Experts discussed the status of these threats and outlined current and future preparedness efforts needed in the United States to manage them.
Centers for Disease Control and Prevention (CDC) director Julie L. Gerberding, MD, MPH discussed how the public's health will be impacted in the years to come by emerging infectious diseases like SARS.
"Although the epidemic appears to be coming under containment now, we have no idea what to expect in the fall. It would not be surprising if we had a resurgence," said Gerberding. SARS could reappear in the fall much like other respiratory illnesses such as influenza and may be spread by people who don't realize that they are carriers of the virus. Many individuals who have contracted SARS have had mild versions or no symptoms at all. It is still unknown whether the virus can be transmitted by those who are asymptomatic. Although the future of SARS is uncertain, more information is available regarding the disease that will allow the medical community to act quickly if an outbreak should occur.

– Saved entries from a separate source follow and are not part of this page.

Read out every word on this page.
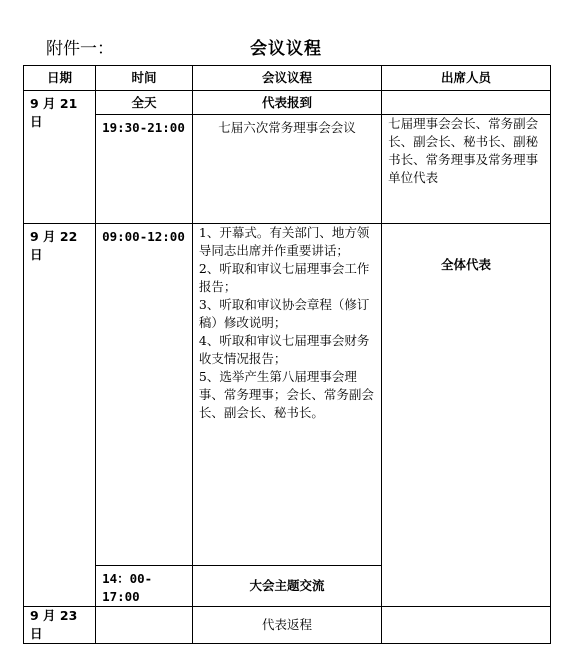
附件一：	会议议程
日期	时间	会议议程	出席人员
9 月 21 日	全天	代表报到	
	19:30-21:00	七届六次常务理事会会议	七届理事会会长、常务副会长、副会长、秘书长、副秘书长、常务理事及常务理事单位代表
9 月 22 日	09:00-12:00	1、开幕式。有关部门、地方领导同志出席并作重要讲话；
2、听取和审议七届理事会工作报告；
3、听取和审议协会章程（修订稿）修改说明；
4、听取和审议七届理事会财务收支情况报告；
5、选举产生第八届理事会理事、常务理事；会长、常务副会长、副会长、秘书长。	全体代表
	14：00-17:00	大会主题交流	
9 月 23 日		代表返程	
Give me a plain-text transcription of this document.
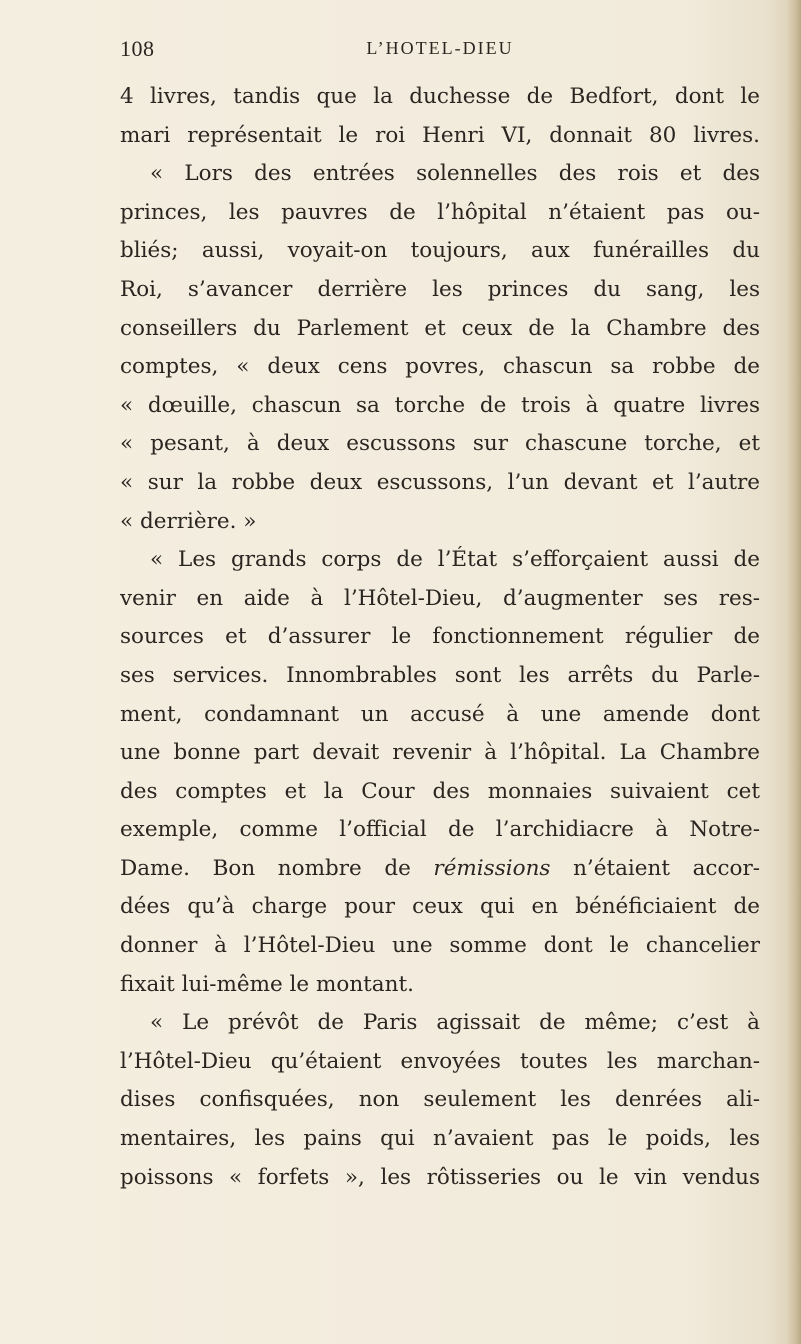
108	L’HOTEL-DIEU
4 livres, tandis que la duchesse de Bedfort, dont le
mari représentait le roi Henri VI, donnait 80 livres.
« Lors des entrées solennelles des rois et des
princes, les pauvres de l’hôpital n’étaient pas ou-
bliés; aussi, voyait-on toujours, aux funérailles du
Roi, s’avancer derrière les princes du sang, les
conseillers du Parlement et ceux de la Chambre des
comptes, « deux cens povres, chascun sa robbe de
« dœuille, chascun sa torche de trois à quatre livres
« pesant, à deux escussons sur chascune torche, et
« sur la robbe deux escussons, l’un devant et l’autre
« derrière. »
« Les grands corps de l’État s’efforçaient aussi de
venir en aide à l’Hôtel-Dieu, d’augmenter ses res-
sources et d’assurer le fonctionnement régulier de
ses services. Innombrables sont les arrêts du Parle-
ment, condamnant un accusé à une amende dont
une bonne part devait revenir à l’hôpital. La Chambre
des comptes et la Cour des monnaies suivaient cet
exemple, comme l’official de l’archidiacre à Notre-
Dame. Bon nombre de rémissions n’étaient accor-
dées qu’à charge pour ceux qui en bénéficiaient de
donner à l’Hôtel-Dieu une somme dont le chancelier
fixait lui-même le montant.
« Le prévôt de Paris agissait de même; c’est à
l’Hôtel-Dieu qu’étaient envoyées toutes les marchan-
dises confisquées, non seulement les denrées ali-
mentaires, les pains qui n’avaient pas le poids, les
poissons « forfets », les rôtisseries ou le vin vendus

Gerberding explained that it is important to be vigilant during these times. "The new normal is emerging infectious diseases, and emerging infectious diseases that are almost instantaneously a global concern because of the speed with which people, animals and products move around the world," said Gerberding. In order to adapt to these new threats there is a need for timely identification and reporting, the need to consider health problems from a global perspective, and the need to incorporate practicing physicians in the process as much as possible.
With the discovery of HIV 20 years ago and the demonstration that HIV is the cause of AIDS, it seemed that a vaccine would follow closely behind. "While we now have a clearer understanding of the challenges and obstacles in the path to an AIDS vaccine, much work remains to be done," said Gary J. Nabel, MD, PhD, director of the Vaccine Research Center at the National Institute of Allergy and Infectious Diseases, part of the National Institutes of Health. Nabel stated that we have learned much about the three-dimensional structure of the HIV envelope.
Armed with this knowledge, specific targets may be revealed for HIV vaccines that can stimulate a broadly neutralizing antibody immune response. Experts also have a better understanding of how the HIV virus evades the body's normal immune response and how the virus enters target cells.